- Using a monorepo where HEAD always points to a consistent and valid version removes the problem of tracking multiple repo versions entirely
- Static analysis can run across project boundaries without any extra work.
- Many other things, like cross-project integration testing and code search are also greatly simplified.
- You just refactor the API and all of its callers in one commit. That’s not always trivial, but it’s much easier than it would be with lots of small repos.
- Making cross-project changes is easier, tracking them is easier.
Example: Google Reader
Google Reader was discontinued!
Why It was Hard to Open-Source Google Reader?
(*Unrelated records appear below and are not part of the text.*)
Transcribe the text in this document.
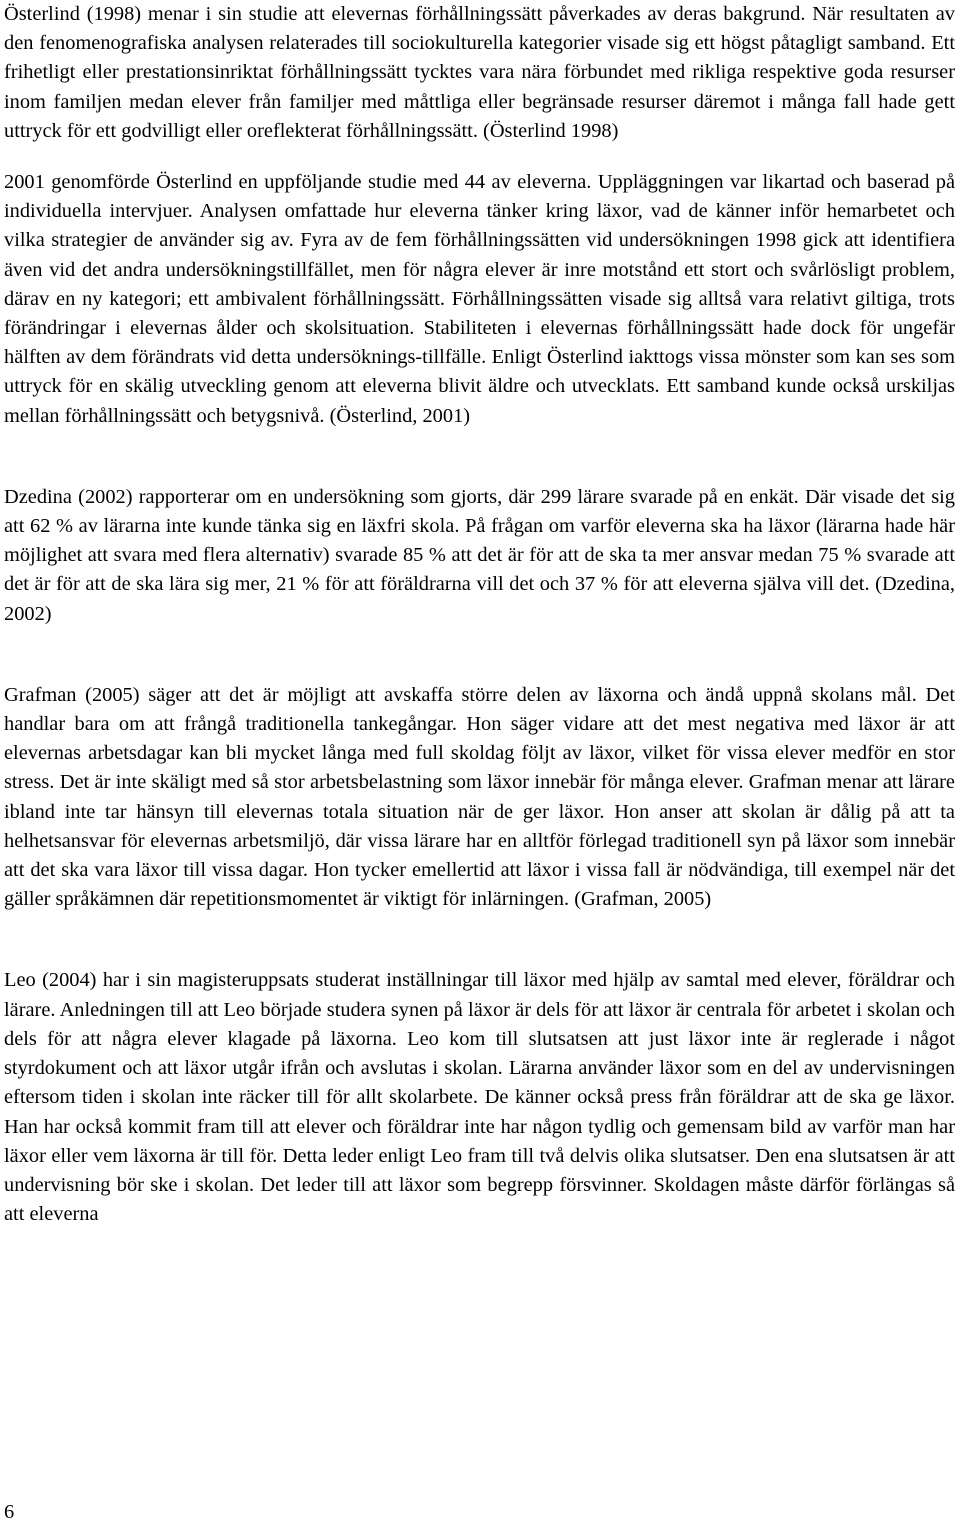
Österlind (1998) menar i sin studie att elevernas förhållningssätt påverkades av deras bakgrund. När resultaten av den fenomenografiska analysen relaterades till sociokulturella kategorier visade sig ett högst påtagligt samband. Ett frihetligt eller prestationsinriktat förhållningssätt tycktes vara nära förbundet med rikliga respektive goda resurser inom familjen medan elever från familjer med måttliga eller begränsade resurser däremot i många fall hade gett uttryck för ett godvilligt eller oreflekterat förhållningssätt. (Österlind 1998)

2001 genomförde Österlind en uppföljande studie med 44 av eleverna. Uppläggningen var likartad och baserad på individuella intervjuer. Analysen omfattade hur eleverna tänker kring läxor, vad de känner inför hemarbetet och vilka strategier de använder sig av. Fyra av de fem förhållningssätten vid undersökningen 1998 gick att identifiera även vid det andra undersökningstillfället, men för några elever är inre motstånd ett stort och svårlösligt problem, därav en ny kategori; ett ambivalent förhållningssätt. Förhållningssätten visade sig alltså vara relativt giltiga, trots förändringar i elevernas ålder och skolsituation. Stabiliteten i elevernas förhållningssätt hade dock för ungefär hälften av dem förändrats vid detta undersöknings-tillfälle. Enligt Österlind iakttogs vissa mönster som kan ses som uttryck för en skälig utveckling genom att eleverna blivit äldre och utvecklats. Ett samband kunde också urskiljas mellan förhållningssätt och betygsnivå. (Österlind, 2001)

Dzedina (2002) rapporterar om en undersökning som gjorts, där 299 lärare svarade på en enkät. Där visade det sig att 62 % av lärarna inte kunde tänka sig en läxfri skola. På frågan om varför eleverna ska ha läxor (lärarna hade här möjlighet att svara med flera alternativ) svarade 85 % att det är för att de ska ta mer ansvar medan 75 % svarade att det är för att de ska lära sig mer, 21 % för att föräldrarna vill det och 37 % för att eleverna själva vill det. (Dzedina, 2002)

Grafman (2005) säger att det är möjligt att avskaffa större delen av läxorna och ändå uppnå skolans mål. Det handlar bara om att frångå traditionella tankegångar. Hon säger vidare att det mest negativa med läxor är att elevernas arbetsdagar kan bli mycket långa med full skoldag följt av läxor, vilket för vissa elever medför en stor stress. Det är inte skäligt med så stor arbetsbelastning som läxor innebär för många elever. Grafman menar att lärare ibland inte tar hänsyn till elevernas totala situation när de ger läxor. Hon anser att skolan är dålig på att ta helhetsansvar för elevernas arbetsmiljö, där vissa lärare har en alltför förlegad traditionell syn på läxor som innebär att det ska vara läxor till vissa dagar. Hon tycker emellertid att läxor i vissa fall är nödvändiga, till exempel när det gäller språkämnen där repetitionsmomentet är viktigt för inlärningen. (Grafman, 2005)

Leo (2004) har i sin magisteruppsats studerat inställningar till läxor med hjälp av samtal med elever, föräldrar och lärare. Anledningen till att Leo började studera synen på läxor är dels för att läxor är centrala för arbetet i skolan och dels för att några elever klagade på läxorna. Leo kom till slutsatsen att just läxor inte är reglerade i något styrdokument och att läxor utgår ifrån och avslutas i skolan. Lärarna använder läxor som en del av undervisningen eftersom tiden i skolan inte räcker till för allt skolarbete. De känner också press från föräldrar att de ska ge läxor. Han har också kommit fram till att elever och föräldrar inte har någon tydlig och gemensam bild av varför man har läxor eller vem läxorna är till för. Detta leder enligt Leo fram till två delvis olika slutsatser. Den ena slutsatsen är att undervisning bör ske i skolan. Det leder till att läxor som begrepp försvinner. Skoldagen måste därför förlängas så att eleverna

6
Because of all the available libraries, it maybe took a few hours to write a simple, scalable, fault-tolerant RSS fetcher. And look, we created another library someone else inside of Google could integrate into their project. Imagine what happens when you have thousands of engineers building re-usable modules (on top of other modules) over the course of a decade.
Open source Lags Due to Multi-repo Eco-system
This sort of Lego-like development process does not happen as cleanly in the open source world.
- Some tools (e.g. Maven) do manage to make this a lot easier, at least under certain controlled conditions.
- Hosted source control (e.g. Github) has also lowered the effort required to do open source development.
Empirically, though, what it truly enabled (speculating) was a large number of small projects rather than an increase in individual project complexity.